There have been limited attempts to investigate the party, including lifting parliamentary immunity for two Golden Dawn legislators who were recently videotaped harassing an immigrant market. But critics say the government has been reluctant to more broadly confront the party's alleged abuses. Rather than banning the party, as some here suggest, Roupakiotis said the best solution is to improve social conditions in Greece to undermine the Golden Dawn's strength.

"Greece fought the fascists in World War II, thousands of Jews ended up in crematoriums and now we are facing this threat again," Roupakiotis said. He later added, "This is being caused by the tough conditions Greece is being forced to endure. Extremists are taking advantage of the situation."

Yet Roupakiotis and others also blame the heavy flow of migrants from the Middle East and Asia who use Greece as a back door to enter the European Union, most often via Turkey. The situation is being made worse by European policies that allow E.U. countries to deport undocumented immigrants to their entry point in the union, often meaning Greece. As a result, the population in Greek jails is 40 percent non-Greek.

Since the Golden Dawn's rise to office this year, immigrant communities across Greece are reporting what they describe as a reign of terror.

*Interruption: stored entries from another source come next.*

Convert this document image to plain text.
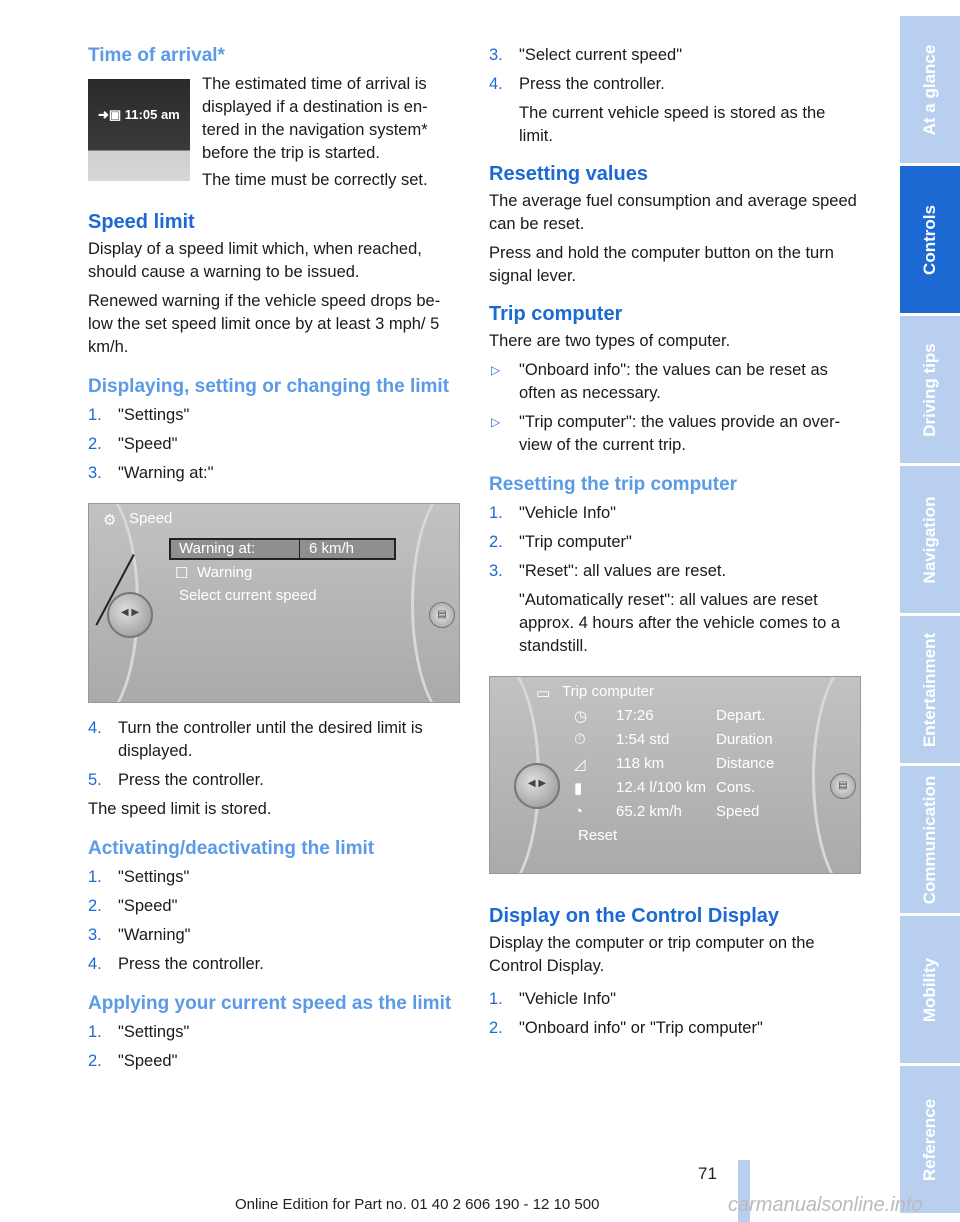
Time of arrival*
➜▣ 11:05 am

The estimated time of arrival is displayed if a destination is en-tered in the navigation system* before the trip is started.

The time must be correctly set.

Speed limit

Display of a speed limit which, when reached, should cause a warning to be issued.

Renewed warning if the vehicle speed drops be-low the set speed limit once by at least 3 mph/ 5 km/h.

Displaying, setting or changing the limit
1. "Settings"
2. "Speed"
3. "Warning at:"
⚙ Speed
Warning at:	6 km/h
☐ Warning
Select current speed
◀ ▶	▤
4. Turn the controller until the desired limit is displayed.
5. Press the controller.

The speed limit is stored.

Activating/deactivating the limit
1. "Settings"
2. "Speed"
3. "Warning"
4. Press the controller.
Applying your current speed as the limit
1. "Settings"
2. "Speed"
3. "Select current speed"
4. Press the controller.
The current vehicle speed is stored as the limit.
Resetting values

The average fuel consumption and average speed can be reset.

Press and hold the computer button on the turn signal lever.

Trip computer

There are two types of computer.

▷ "Onboard info": the values can be reset as often as necessary.
▷ "Trip computer": the values provide an over-view of the current trip.
Resetting the trip computer
1. "Vehicle Info"
2. "Trip computer"
3. "Reset": all values are reset.
"Automatically reset": all values are reset approx. 4 hours after the vehicle comes to a standstill.
▭ Trip computer
◷ 17:26	Depart.
⏱ 1:54 std	Duration
◿ 118 km	Distance
▮ 12.4 l/100 km Cons.
◔ 65.2 km/h Speed
Reset
◀ ▶	▤
Display on the Control Display

Display the computer or trip computer on the Control Display.

1. "Vehicle Info"
2. "Onboard info" or "Trip computer"
At a glance
Controls
Driving tips
Navigation
Entertainment
Communication
Mobility
Reference
71
Online Edition for Part no. 01 40 2 606 190 - 12 10 500	carmanualsonline.info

In the America Square neighborhood of Athens, for instance, immigrants have begun organizing night watches after shopkeepers had their storefronts vandalized and immigrant men were assaulted. Earlier this month, residents say, a group of Greek men dressed in black stripped and humiliated an Ethiopian woman.

Some alleged attacks involve nothing more than insults. Others are more serious.

On Sept. 22, Ali Riasat Ghulam, a 47-year-old Pakistani man who has lived in Greece for 22 years, was at a gas station near his home in northern Athens. Two Greek men clad in black drove up in a car. The men, he said, asked him where he was from. After Ghulam replied "Pakistan," the men attacked him with a knife, leaving him with three stab wounds that are still healing, including a 12-inch circular gash on his chest.

"We are terrified," said Ghulam, who shares a rundown apartment on the edge of Athens with five other Pakistani immigrants. "We do not go out alone anymore, not even to the grocery store. We know the Golden Dawn is out there."